Kay Po

Tucked away and hidden back down a narrow alley somewhere near the center of the village of Anse-a-Galets is the “Kay Po.”  The Poor House as it is known to the locals.  In the poorest Western Hemisphere country, in one of the poorest sections of that country is this little “kay po,” the poor house.  Where the poorest of the poorest of the poorest live, er… exist.  About 20 of them, young children to old adults cohabiting this tiny, dingy, filthy place. Many are crippled. A few of them are blind. One guy is missing a leg. One little child runs around naked. It is heartbreaking even to the most seasoned of Haiti travelers. The “house” is really two small little buildings with a total of 5 rooms… dark and dirty.  The people live in a state of hunger and thirst.

I brought a team down last October/November and introduced them to the people of Kay Po and they did many things during the two weeks there (washed the black walls and painted them light yellow, poured nice smooth cement floors to replace the dirt ones, distributed clothes, supplied them with food, played with the kids, and basically just loved on them.  There are many stories and memories of those two weeks, vignettes of the love of Jesus being experienced all over the place.

Here’s one…
Dawn, a nurse who works in my office, gave manicures and pedicures to several of the elderly people.  Their nails were so long and curled and thick and filthy (it’s not like they had water to wash with). She especially “took” to an old woman called Lizena.  She moved slowly and hunched over a bit. She could see some, but you could tell she had catarracts and couldn’t see all that well. Dawn spent a lot of time with Lizena, talking sweet to her. She soaked and scrubbed and washed Lizena’s hands and feet, then applied a beautiful polish to them.

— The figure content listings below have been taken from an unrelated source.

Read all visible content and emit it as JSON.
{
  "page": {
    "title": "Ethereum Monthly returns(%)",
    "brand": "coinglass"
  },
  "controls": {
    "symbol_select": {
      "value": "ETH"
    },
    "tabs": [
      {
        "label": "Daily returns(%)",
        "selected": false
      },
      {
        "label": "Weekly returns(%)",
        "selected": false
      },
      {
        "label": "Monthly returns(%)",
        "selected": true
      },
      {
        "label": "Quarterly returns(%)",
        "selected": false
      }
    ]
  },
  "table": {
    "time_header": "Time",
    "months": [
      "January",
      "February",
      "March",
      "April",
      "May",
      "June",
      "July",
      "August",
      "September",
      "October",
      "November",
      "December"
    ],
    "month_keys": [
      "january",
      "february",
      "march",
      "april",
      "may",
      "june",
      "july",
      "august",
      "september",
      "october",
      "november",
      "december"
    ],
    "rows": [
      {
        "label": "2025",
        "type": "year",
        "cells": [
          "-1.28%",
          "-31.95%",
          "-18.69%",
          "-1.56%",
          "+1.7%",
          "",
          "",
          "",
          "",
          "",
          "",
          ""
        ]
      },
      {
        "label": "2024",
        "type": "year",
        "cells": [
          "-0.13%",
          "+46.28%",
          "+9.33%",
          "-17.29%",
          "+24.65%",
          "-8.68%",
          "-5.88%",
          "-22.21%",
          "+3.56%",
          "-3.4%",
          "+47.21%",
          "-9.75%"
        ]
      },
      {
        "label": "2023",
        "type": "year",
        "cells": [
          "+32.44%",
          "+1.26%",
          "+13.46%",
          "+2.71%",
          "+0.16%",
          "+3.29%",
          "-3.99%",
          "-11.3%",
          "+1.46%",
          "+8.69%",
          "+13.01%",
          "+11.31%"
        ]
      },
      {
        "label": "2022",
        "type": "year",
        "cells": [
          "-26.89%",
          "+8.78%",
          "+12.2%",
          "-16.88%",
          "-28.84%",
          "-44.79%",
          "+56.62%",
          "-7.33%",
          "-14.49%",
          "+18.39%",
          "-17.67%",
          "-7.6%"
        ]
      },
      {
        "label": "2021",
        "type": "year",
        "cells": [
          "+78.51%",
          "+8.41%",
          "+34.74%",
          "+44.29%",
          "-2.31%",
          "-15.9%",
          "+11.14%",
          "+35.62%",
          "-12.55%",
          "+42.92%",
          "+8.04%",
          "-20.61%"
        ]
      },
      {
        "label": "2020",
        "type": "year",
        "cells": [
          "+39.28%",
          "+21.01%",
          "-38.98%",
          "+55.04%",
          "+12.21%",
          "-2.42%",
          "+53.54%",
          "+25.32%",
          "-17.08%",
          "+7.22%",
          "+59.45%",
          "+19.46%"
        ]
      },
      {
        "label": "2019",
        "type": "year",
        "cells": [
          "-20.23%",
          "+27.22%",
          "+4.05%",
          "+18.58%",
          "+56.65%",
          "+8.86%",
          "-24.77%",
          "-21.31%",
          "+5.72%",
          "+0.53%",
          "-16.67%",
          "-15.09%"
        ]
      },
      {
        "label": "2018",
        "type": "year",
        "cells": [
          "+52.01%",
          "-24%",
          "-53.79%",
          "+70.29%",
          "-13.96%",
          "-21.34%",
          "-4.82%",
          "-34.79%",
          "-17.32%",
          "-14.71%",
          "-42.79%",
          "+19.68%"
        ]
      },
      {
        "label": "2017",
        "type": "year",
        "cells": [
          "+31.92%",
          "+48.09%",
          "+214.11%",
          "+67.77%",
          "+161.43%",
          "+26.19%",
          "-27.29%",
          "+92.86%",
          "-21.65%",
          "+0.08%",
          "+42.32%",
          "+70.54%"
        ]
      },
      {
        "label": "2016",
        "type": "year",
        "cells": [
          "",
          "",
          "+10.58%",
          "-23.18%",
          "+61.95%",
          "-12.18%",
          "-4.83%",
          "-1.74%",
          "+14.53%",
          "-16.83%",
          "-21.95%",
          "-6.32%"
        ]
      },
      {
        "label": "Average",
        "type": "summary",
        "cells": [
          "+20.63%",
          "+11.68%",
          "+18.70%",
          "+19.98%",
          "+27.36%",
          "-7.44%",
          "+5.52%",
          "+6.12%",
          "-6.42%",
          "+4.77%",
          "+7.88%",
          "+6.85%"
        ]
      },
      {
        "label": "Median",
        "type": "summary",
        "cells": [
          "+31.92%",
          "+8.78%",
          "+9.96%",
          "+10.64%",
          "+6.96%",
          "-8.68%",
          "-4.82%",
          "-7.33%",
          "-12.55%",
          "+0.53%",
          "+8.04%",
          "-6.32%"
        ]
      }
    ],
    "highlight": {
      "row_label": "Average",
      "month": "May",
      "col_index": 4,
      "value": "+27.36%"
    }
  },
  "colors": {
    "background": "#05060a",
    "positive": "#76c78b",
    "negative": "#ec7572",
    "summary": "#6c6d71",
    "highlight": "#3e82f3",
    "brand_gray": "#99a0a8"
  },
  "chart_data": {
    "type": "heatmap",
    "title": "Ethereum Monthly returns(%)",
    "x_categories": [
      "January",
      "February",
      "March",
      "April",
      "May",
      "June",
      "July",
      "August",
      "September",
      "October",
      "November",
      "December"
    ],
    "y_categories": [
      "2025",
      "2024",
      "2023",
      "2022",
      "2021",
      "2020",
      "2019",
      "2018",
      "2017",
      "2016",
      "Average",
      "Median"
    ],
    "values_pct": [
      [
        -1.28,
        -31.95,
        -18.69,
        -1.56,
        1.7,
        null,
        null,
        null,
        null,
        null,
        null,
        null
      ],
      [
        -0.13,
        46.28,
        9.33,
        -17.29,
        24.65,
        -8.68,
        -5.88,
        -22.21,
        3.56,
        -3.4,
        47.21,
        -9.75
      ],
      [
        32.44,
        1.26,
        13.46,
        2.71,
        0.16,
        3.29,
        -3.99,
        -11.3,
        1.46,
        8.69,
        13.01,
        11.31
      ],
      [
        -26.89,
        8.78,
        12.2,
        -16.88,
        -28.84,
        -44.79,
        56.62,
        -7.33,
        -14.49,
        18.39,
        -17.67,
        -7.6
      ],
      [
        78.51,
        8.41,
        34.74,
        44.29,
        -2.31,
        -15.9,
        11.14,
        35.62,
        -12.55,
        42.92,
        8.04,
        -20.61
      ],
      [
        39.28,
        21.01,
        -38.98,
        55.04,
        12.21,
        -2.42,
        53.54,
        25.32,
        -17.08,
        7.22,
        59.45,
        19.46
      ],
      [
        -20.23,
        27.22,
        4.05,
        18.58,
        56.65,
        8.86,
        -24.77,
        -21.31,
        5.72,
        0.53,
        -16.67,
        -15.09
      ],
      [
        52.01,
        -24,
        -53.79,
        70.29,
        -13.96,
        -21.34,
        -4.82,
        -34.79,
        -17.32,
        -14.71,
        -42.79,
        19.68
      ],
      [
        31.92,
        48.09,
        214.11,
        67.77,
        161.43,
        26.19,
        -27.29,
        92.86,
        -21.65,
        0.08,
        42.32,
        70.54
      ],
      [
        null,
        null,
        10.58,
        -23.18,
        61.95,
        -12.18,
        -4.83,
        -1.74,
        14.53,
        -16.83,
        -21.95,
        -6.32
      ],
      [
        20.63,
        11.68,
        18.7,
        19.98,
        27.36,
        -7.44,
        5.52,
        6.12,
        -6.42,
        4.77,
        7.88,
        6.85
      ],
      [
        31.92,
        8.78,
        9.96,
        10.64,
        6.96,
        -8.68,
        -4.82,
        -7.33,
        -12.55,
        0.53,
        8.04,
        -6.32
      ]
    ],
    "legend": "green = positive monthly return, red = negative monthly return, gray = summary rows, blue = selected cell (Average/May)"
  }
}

By late in our time there, most of the others in the kay po had received clothes that we had brought down, but for some reason, Lizena hadn’t gotten anything yet and Dawn had intended to find her something before we left for home.  Problem was… Hurricane Tomas decided to pay a visit and we had to high-tail it home a day early (a harrowing story I’ll share another time), and Lizena got nothing.

This has bothered Dawn ever since. So when she found out I was going down a few weeks ago, Dawn found a nice blue dress she thought Lizena would like and asked if I’d mind going down to the kay po and find Lizena and give her the dress.

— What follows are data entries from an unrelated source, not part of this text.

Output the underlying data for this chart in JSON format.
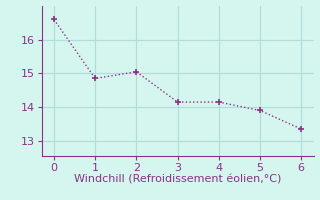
{
  "x": [
    0,
    1,
    2,
    3,
    4,
    5,
    6
  ],
  "y": [
    16.6,
    14.85,
    15.05,
    14.15,
    14.15,
    13.9,
    13.35
  ],
  "line_color": "#883388",
  "marker": "+",
  "marker_size": 5,
  "marker_linewidth": 1.2,
  "xlabel": "Windchill (Refroidissement éolien,°C)",
  "xlim": [
    -0.3,
    6.3
  ],
  "ylim": [
    12.55,
    17.0
  ],
  "yticks": [
    13,
    14,
    15,
    16
  ],
  "xticks": [
    0,
    1,
    2,
    3,
    4,
    5,
    6
  ],
  "background_color": "#d5f5ef",
  "grid_color": "#b0ddd8",
  "line_width": 1.0,
  "xlabel_fontsize": 8,
  "tick_fontsize": 8,
  "tick_color": "#883388",
  "xlabel_color": "#883388",
  "spine_color": "#883388"
}
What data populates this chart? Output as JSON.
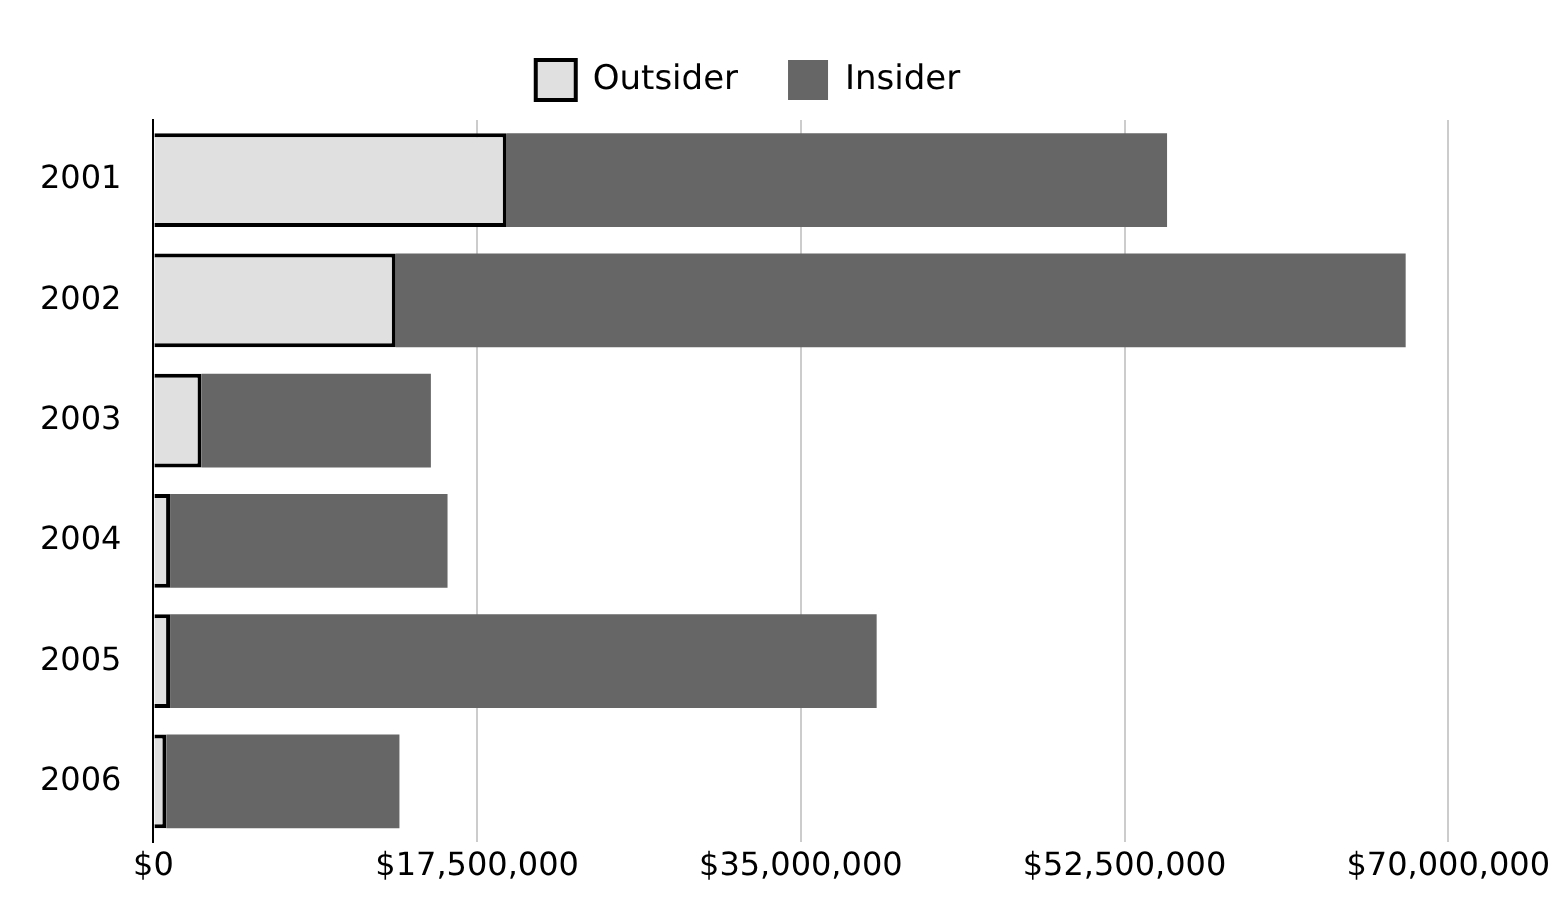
{
  "chart_data": {
    "type": "bar",
    "orientation": "horizontal",
    "stacked": true,
    "categories": [
      "2001",
      "2002",
      "2003",
      "2004",
      "2005",
      "2006"
    ],
    "series": [
      {
        "name": "Outsider",
        "color": "#e0e0e0",
        "values": [
          19100000,
          13100000,
          2600000,
          900000,
          900000,
          700000
        ]
      },
      {
        "name": "Insider",
        "color": "#666666",
        "values": [
          35700000,
          54600000,
          12400000,
          15000000,
          38200000,
          12600000
        ]
      }
    ],
    "xlim": [
      0,
      70000000
    ],
    "xticks": [
      {
        "value": 0,
        "label": "$0"
      },
      {
        "value": 17500000,
        "label": "$17,500,000"
      },
      {
        "value": 35000000,
        "label": "$35,000,000"
      },
      {
        "value": 52500000,
        "label": "$52,500,000"
      },
      {
        "value": 70000000,
        "label": "$70,000,000"
      }
    ],
    "grid": "x",
    "legend": "top"
  }
}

The pictures tell the story. Click on them to get a better look. See how beautiful Lizena is.

There are not many people on this earth that know about kay po.  But I do, and Dawn does, and a few others.  When I stopped by a couple weeks ago they had no food. Except for a half wheelbarrow of half-rotted mangoes they had no food, because I checked.  So I did what I felt Jesus might do in that situation. I bought them some rice and beans and oil and charcoal to cook it with.  Totaled about a hundred bucks and I calculated it would last them two weeks.  Good news: that was a pretty good way to spend a hundred dollars.  Bad news: that was about two weeks ago.

Kay Po would be such a great starfish.